Speaker
MARÍA CAÑAS
UNIVERSITY OF PAÍS VASCO. SPAIN
Dr. María Cañas obtained her PhD in Psychology from the University of the Basque Country (2021), receiving the Extraordinary Doctorate Award. Since 2024, she has been an Assistant Professor in the Department of Clinical and Health Psychology and Research Methodology at the University of the Basque Country. She completed a two-year postdoctoral stay at the CAARE Center (Child and Adolescent Abuse Resource and Evaluation Diagnostic and Treatment Center) at University of California, Davis (California, USA), a national reference center in child and adolescent mental health specializing in evidence-based interventions.
During her stay, she worked in the team of Susan Timmer on interventions with children in foster care, with a particular focus on the impact of trauma and the promotion of relational stability, as well as on the culturally sensitive adaptation of evidence-based programs for Latino families and the training and supervision of Spanish-speaking professionals. One of her main areas of expertise is the observational assessment of parent–child interaction in contexts of risk and neglect, with the aim of identifying sensitive behaviors and dysfunctional patterns within the dyad to guide intervention.

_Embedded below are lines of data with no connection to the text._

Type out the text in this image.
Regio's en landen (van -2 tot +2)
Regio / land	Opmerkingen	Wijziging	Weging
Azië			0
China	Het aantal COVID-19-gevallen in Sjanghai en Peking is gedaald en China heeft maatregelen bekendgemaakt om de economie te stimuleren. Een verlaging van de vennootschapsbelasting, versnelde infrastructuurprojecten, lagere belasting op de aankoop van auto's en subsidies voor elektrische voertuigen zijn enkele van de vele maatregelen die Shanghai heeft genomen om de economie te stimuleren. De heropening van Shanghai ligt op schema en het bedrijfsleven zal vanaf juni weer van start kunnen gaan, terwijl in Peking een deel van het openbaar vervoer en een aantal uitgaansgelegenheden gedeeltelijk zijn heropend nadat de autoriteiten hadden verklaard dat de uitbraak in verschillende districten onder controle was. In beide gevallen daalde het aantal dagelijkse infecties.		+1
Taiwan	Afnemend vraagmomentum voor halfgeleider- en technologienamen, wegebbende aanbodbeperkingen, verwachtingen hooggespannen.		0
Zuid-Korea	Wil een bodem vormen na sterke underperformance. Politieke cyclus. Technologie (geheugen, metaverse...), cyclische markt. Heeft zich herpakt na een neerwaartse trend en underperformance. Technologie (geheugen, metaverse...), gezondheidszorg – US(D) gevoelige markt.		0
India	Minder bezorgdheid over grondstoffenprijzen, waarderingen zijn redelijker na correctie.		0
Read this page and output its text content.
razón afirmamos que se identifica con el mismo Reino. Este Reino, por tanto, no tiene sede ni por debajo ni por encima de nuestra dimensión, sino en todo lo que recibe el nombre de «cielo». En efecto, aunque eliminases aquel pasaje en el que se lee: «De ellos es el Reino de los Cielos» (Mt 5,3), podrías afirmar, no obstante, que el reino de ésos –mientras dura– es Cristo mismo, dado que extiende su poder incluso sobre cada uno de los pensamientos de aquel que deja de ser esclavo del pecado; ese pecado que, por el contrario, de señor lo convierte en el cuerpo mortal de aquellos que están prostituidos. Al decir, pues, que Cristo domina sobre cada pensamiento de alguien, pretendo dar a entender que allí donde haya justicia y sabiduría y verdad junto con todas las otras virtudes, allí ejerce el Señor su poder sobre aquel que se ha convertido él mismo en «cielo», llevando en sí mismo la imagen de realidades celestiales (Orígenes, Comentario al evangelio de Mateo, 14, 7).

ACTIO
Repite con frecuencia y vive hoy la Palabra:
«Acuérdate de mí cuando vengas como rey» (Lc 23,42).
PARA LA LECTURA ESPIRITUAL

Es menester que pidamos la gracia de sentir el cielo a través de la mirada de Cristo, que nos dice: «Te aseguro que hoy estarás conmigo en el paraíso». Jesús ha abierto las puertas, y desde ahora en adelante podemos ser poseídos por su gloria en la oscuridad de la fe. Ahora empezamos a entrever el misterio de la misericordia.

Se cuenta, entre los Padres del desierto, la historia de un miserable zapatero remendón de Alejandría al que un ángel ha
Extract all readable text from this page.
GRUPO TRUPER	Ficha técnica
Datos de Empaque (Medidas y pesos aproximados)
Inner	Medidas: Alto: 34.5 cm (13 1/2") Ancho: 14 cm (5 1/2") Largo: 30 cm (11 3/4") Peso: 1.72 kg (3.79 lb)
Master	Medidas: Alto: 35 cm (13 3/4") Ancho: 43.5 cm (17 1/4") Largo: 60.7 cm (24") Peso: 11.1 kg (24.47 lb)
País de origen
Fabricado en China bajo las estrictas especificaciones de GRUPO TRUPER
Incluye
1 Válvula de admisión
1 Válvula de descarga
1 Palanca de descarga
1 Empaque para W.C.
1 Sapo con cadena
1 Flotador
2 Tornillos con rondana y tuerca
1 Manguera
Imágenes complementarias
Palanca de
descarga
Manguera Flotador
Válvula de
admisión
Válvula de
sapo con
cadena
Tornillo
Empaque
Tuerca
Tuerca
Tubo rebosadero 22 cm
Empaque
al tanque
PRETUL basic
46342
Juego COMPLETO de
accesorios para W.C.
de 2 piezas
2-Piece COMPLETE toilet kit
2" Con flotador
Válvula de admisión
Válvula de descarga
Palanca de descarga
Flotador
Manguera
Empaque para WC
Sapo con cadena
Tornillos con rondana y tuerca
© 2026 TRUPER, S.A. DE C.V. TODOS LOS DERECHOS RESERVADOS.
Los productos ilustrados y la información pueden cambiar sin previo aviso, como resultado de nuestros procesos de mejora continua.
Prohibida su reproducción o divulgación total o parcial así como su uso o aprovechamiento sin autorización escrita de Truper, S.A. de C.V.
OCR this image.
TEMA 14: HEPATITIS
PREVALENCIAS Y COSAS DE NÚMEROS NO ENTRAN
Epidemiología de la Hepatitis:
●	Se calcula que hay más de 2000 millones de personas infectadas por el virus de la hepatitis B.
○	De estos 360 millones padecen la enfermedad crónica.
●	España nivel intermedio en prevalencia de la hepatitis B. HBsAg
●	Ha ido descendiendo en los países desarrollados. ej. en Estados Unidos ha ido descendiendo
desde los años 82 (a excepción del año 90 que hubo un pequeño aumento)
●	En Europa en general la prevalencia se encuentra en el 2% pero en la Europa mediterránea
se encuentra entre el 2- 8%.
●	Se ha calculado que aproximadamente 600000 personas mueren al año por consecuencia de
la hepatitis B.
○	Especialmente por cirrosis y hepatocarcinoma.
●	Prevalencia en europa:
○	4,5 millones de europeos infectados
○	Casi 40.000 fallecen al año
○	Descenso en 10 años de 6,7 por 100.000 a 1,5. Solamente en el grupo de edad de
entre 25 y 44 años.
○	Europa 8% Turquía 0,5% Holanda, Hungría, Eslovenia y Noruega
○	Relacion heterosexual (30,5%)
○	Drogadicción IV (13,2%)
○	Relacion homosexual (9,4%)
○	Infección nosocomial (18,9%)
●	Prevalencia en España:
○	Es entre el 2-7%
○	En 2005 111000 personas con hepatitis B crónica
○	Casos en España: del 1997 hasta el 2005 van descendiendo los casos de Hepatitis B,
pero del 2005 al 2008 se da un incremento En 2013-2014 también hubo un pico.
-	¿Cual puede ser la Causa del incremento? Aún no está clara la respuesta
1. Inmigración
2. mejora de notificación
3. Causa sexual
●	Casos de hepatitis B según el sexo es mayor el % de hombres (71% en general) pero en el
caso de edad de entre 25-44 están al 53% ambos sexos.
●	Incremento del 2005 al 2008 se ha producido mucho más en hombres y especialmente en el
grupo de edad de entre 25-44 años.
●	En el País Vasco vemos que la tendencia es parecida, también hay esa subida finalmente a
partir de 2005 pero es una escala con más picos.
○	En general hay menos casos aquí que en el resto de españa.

Navigating the Jingle-Jangle of Early Adversity and Trauma: From Conceptual Delimitation to Practical Applications
A source of conceptual imprecision in developmental psychopathology lies in the constructs of early adversity, victimization, and trauma. These terms are often used interchangeably despite referring to phenomena that operate at different levels of analysis, are assessed using different methods, and have distinct clinical implications—what is known as the “jingle-jangle” fallacy.
First, regarding early adversity, different traditions in its conceptualization will be addressed, ranging from a unitary approach—where negative experiences such as child maltreatment or maternal depression were examined separately—to the recognition of overlap among adverse experiences and the cumulative approach, including the widely used Adverse Childhood Experiences (ACEs) framework. Recent advances will also be discussed, such as the dimensional model of adversity, which distinguishes between deprivation and threat, the differentiation between trauma and adversity, and the main criticisms and ongoing debates surrounding these models and concepts.
At the level of exposure to victimization, polyvictimization constitutes a distinct construct that cannot be reduced to a high ACE score, as it specifically captures direct interpersonal harm across different contexts and developmental periods. Research suggests that various factors related to the victim, their surrounding context, the characteristics of victimization experiences, and factors associated with the perpetrator may modulate the risk of polyvictimization. These aspects have direct implications for prevention and case formulation.
At the level of psychological response, standard criteria for Post-Traumatic Stress Disorder (PTSD) do not always adequately capture the clinical manifestations associated with chronic traumatic experiences in childhood, where attachment difficulties and emotional dysregulation play a central role. The ICD-11 introduced Complex Post-Traumatic Stress Disorder (CPTSD), although its specific applicability to child and adolescent clinical populations remains under investigation. Exposure to chronic and interpersonal trauma in childhood may alter developmental trajectories in emotional, cognitive, and relational domains. This symptomatology overlaps with other child and adolescent diagnoses, such as attachment disorders, attention-deficit/hyperactivity disorder (ADHD), disruptive mood dysregulation disorder, and, in adolescence, features of borderline personality disorder. This symposium will address these issues by reviewing the available empirical evidence on the symptomatic structure of complex trauma in children and adolescents, its distinction from related clinical conditions, and its implications for clinical practice with youth exposed to trauma.
The aim of this symposium is to provide a more precise conceptual framework for distinguishing between adversity, victimization, and trauma in childhood. Advancing the delineation of these constructs is essential to ensure that research and clinical practice in this field are more accurate, comparable, and useful for professionals working with children and adolescents who have experienced adversity.